Marina Lambraki-Plaka, National Gallery and Alexandros Soutzos Museum, 1996
In Stamos' paintings the vibrant pictorial surface, the rich and brilliant colour lay bare the palimpsest poetics of the work: the successive strata of colour starting from the dark and opaque and ending in thin and transparent layers that create the perennially moving feeling of the bottom. The light, combined with colour, seems to emerge from the painting's depth. The surface acquires a limited depth: that of its breath. Could it be the nostalgia of the Ionian seashore that animates his compositions with iridescent blues and purples, with blazing sunsets of reds and oranges? In any case, Odysseus was bound to rediscover his island, Lefkas, that faces Ithaca. There he would build the house of his homecoming, and from 1972 on he would share his creative time between his two homelands.
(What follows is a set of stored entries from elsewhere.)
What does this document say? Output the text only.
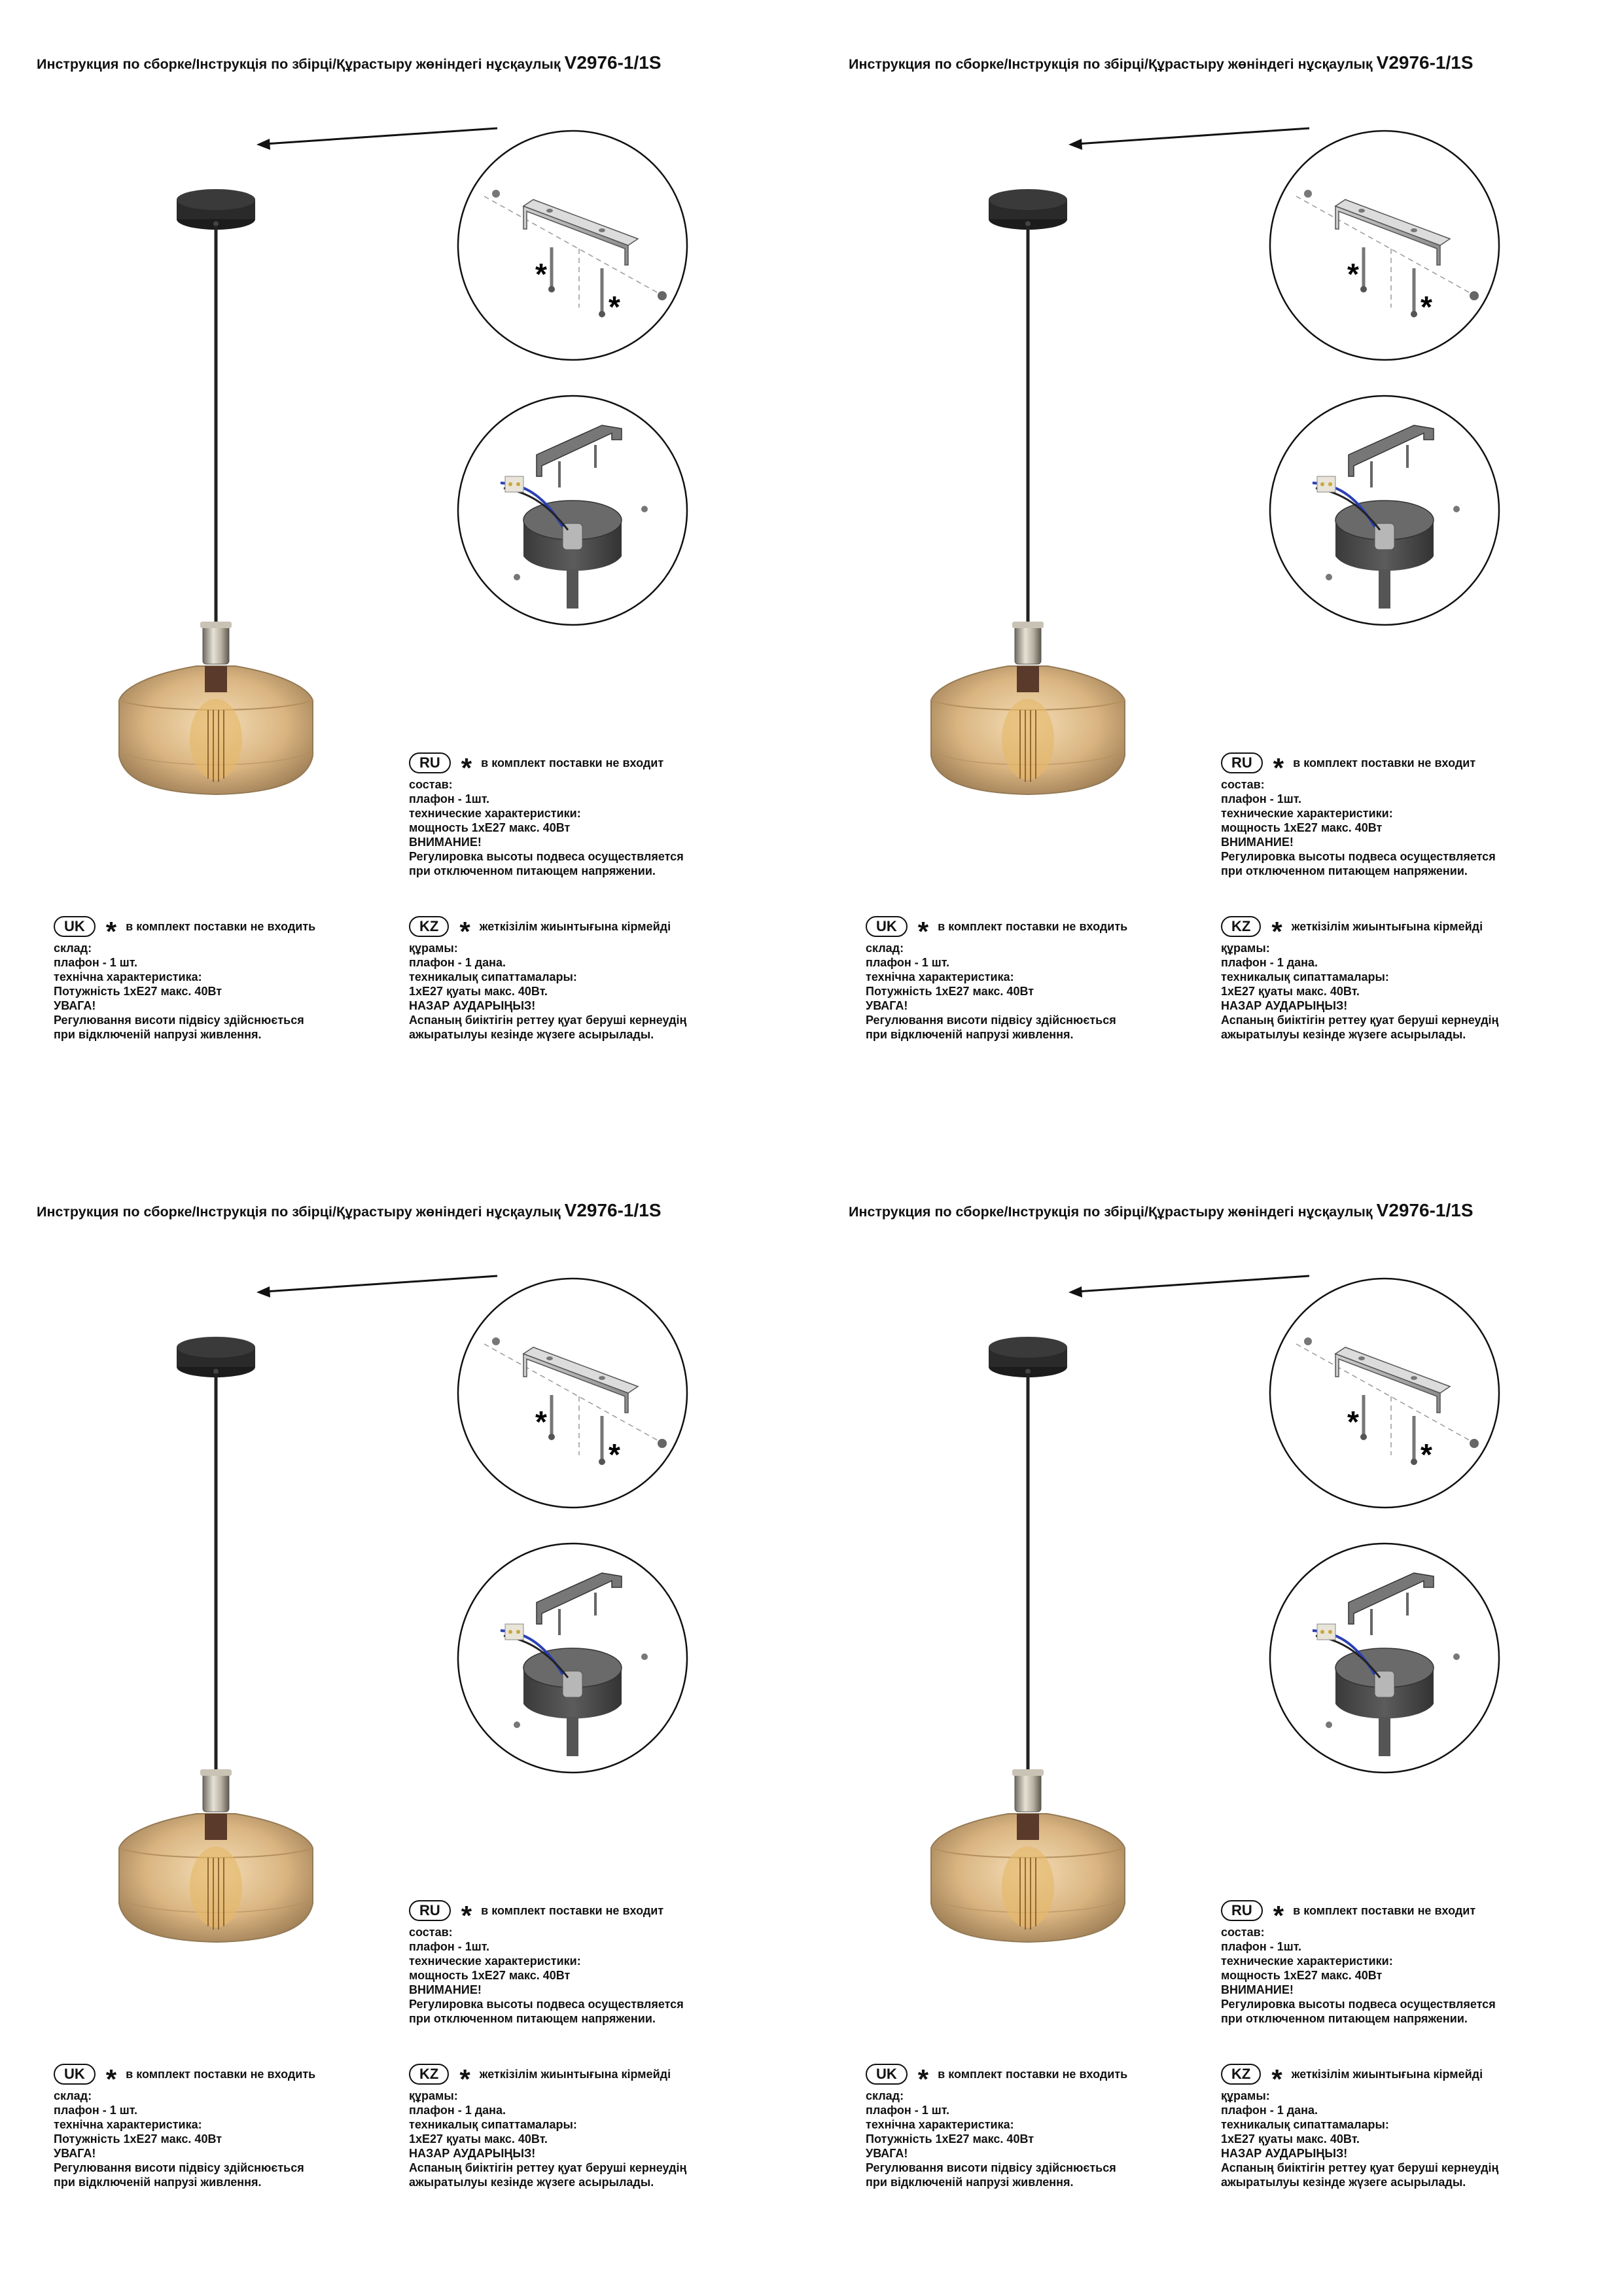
Инструкция по сборке/Інструкція по збірці/Құрастыру жөніндегі нұсқаулық V2976-1/1S
*
*
RU * в комплект поставки не входит
состав:
плафон - 1шт.
технические характеристики:
мощность 1хЕ27 макс. 40Вт
ВНИМАНИЕ!
Регулировка высоты подвеса осуществляется
при отключенном питающем напряжении.
UK * в комплект поставки не входить
склад:
плафон - 1 шт.
технічна характеристика:
Потужність 1хЕ27 макс. 40Вт
УВАГА!
Регулювання висоти підвісу здійснюється
при відключеній напрузі живлення.
KZ * жеткізілім жиынтығына кірмейді
құрамы:
плафон - 1 дана.
техникалық сипаттамалары:
1хЕ27 қуаты макс. 40Вт.
НАЗАР АУДАРЫҢЫЗ!
Аспаның биіктігін реттеу қуат беруші кернеудің
ажыратылуы кезінде жүзеге асырылады.
Инструкция по сборке/Інструкція по збірці/Құрастыру жөніндегі нұсқаулық V2976-1/1S
*
*
RU * в комплект поставки не входит
состав:
плафон - 1шт.
технические характеристики:
мощность 1хЕ27 макс. 40Вт
ВНИМАНИЕ!
Регулировка высоты подвеса осуществляется
при отключенном питающем напряжении.
UK * в комплект поставки не входить
склад:
плафон - 1 шт.
технічна характеристика:
Потужність 1хЕ27 макс. 40Вт
УВАГА!
Регулювання висоти підвісу здійснюється
при відключеній напрузі живлення.
KZ * жеткізілім жиынтығына кірмейді
құрамы:
плафон - 1 дана.
техникалық сипаттамалары:
1хЕ27 қуаты макс. 40Вт.
НАЗАР АУДАРЫҢЫЗ!
Аспаның биіктігін реттеу қуат беруші кернеудің
ажыратылуы кезінде жүзеге асырылады.
Инструкция по сборке/Інструкція по збірці/Құрастыру жөніндегі нұсқаулық V2976-1/1S
*
*
RU * в комплект поставки не входит
состав:
плафон - 1шт.
технические характеристики:
мощность 1хЕ27 макс. 40Вт
ВНИМАНИЕ!
Регулировка высоты подвеса осуществляется
при отключенном питающем напряжении.
UK * в комплект поставки не входить
склад:
плафон - 1 шт.
технічна характеристика:
Потужність 1хЕ27 макс. 40Вт
УВАГА!
Регулювання висоти підвісу здійснюється
при відключеній напрузі живлення.
KZ * жеткізілім жиынтығына кірмейді
құрамы:
плафон - 1 дана.
техникалық сипаттамалары:
1хЕ27 қуаты макс. 40Вт.
НАЗАР АУДАРЫҢЫЗ!
Аспаның биіктігін реттеу қуат беруші кернеудің
ажыратылуы кезінде жүзеге асырылады.
Инструкция по сборке/Інструкція по збірці/Құрастыру жөніндегі нұсқаулық V2976-1/1S
*
*
RU * в комплект поставки не входит
состав:
плафон - 1шт.
технические характеристики:
мощность 1хЕ27 макс. 40Вт
ВНИМАНИЕ!
Регулировка высоты подвеса осуществляется
при отключенном питающем напряжении.
UK * в комплект поставки не входить
склад:
плафон - 1 шт.
технічна характеристика:
Потужність 1хЕ27 макс. 40Вт
УВАГА!
Регулювання висоти підвісу здійснюється
при відключеній напрузі живлення.
KZ * жеткізілім жиынтығына кірмейді
құрамы:
плафон - 1 дана.
техникалық сипаттамалары:
1хЕ27 қуаты макс. 40Вт.
НАЗАР АУДАРЫҢЫЗ!
Аспаның биіктігін реттеу қуат беруші кернеудің
ажыратылуы кезінде жүзеге асырылады.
In his mature works his links with recognizable reality are more tenuous. Abstract forms and artistic signs are dynamically balanced; they are never static within the immense spaces that give the impression of extending beyond the limits of the frame, as suggested by the title of a large category of works: "Infinity Fields". After his first painful pilgrimage to Greece in 1948, to a Greece torn apart by Civil war, Stamos, according to the critic Kenneth Sawyer "recaptured the spirit of the Mysteries, the pantheism of his childhood; it was there, too, in the silver light of the Aegean, that the love for clear, vibrant color was fully awakened. It is amusing to note that subsequently his synonym for whatever was clear, warm, or brilliant was "Greek". Greece as legend, place and history occupied increasingly more space in the painter's imaginary landscape, generating a new repertory and a new expression.”

Roberta Smith, New York Times, 2/4/97
“During the 1940's, Mr. Stamos supported his painting by running a small frame shop on East 18th Street in Manhattan where his customers included such artists as Arshile Gorky and Fernand Leger. He had his first solo show in New York at the Wakefield Gallery/Bookshop, run by Betty Parsons, who would later become a prominent dealer for Abstract Expressionists.
He was included in the 1945 Whitney Biennial; in 1946, the Museum of Modern Art acquired one of his paintings. The Modern also included his work in its legendary touring exhibition "The New American Painting," which introduced Abstract Expressionism to European audiences in 1958 and '59. Between the late 1940's and 1970, Mr. Stamos exhibited regularly in New York, first with Ms. Parsons and then with Andre Emmerich.
Mr. Stamos's artistic style coalesced in the late 1940's and involved muted colors and soft-edged organic shapes somewhat influenced by the work of Milton Avery and William Baziotes. It was a style that he adhered to for the rest of his life, sometimes paring down the shapes to glowing fissures of color. Its strengths lay in its sense of muffled light and its sensitive, modulated surface. In the late 1980's, these surfaces turned thick and lunar and at times the lines of color would be backed by relaxed, squarish shapes reminiscent of Rothko's compositions.”